Alrededor de 20 envases son necesarios para obtener los 80 céntimos de euro necesarios para adquirir un billete sencillo. En estas mismas máquinas se recarga el saldo de las tarjetas de transporte que se utilizan en todos los medios públicos de la capital (autobús, metro, barco y tranvía). Los ciudadanos que más reciclen a largo plazo recibirán, a mayores, premios extra, como viajes o entradas a eventos culturales.

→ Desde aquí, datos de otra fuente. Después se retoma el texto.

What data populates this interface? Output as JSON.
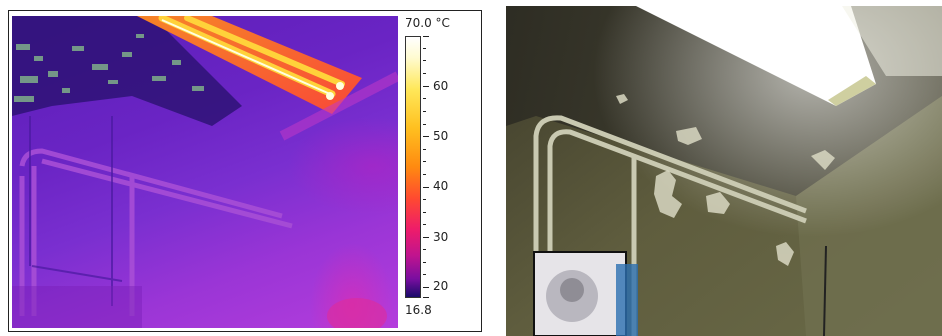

Pekín, Sídney o Estambul no son las únicas ciudades que ofrecen billetes de transporte público como incentivo al reciclaje de plástico u otros envases (también lo hacen Surabaya, en Indonesia, Medellín, en Colombia o Ciudad de México, entre otras). Estos esfuerzos se suman a otras estrategias públicas de diferente naturaleza pero encaminadas al mismo fin como la del gobierno de India que premia económicamente a los ciudadanos que recogen plásticos que posteriormente se reutilizan para la construcción de carreteras o a la de Noruega, que ha conseguido una sorprendente tasa de reciclaje del 97% de las botellas de plástico introduciendo una pequeña tasa en el precio de cada envase que se recupera al devolverlo al circuito de reciclaje.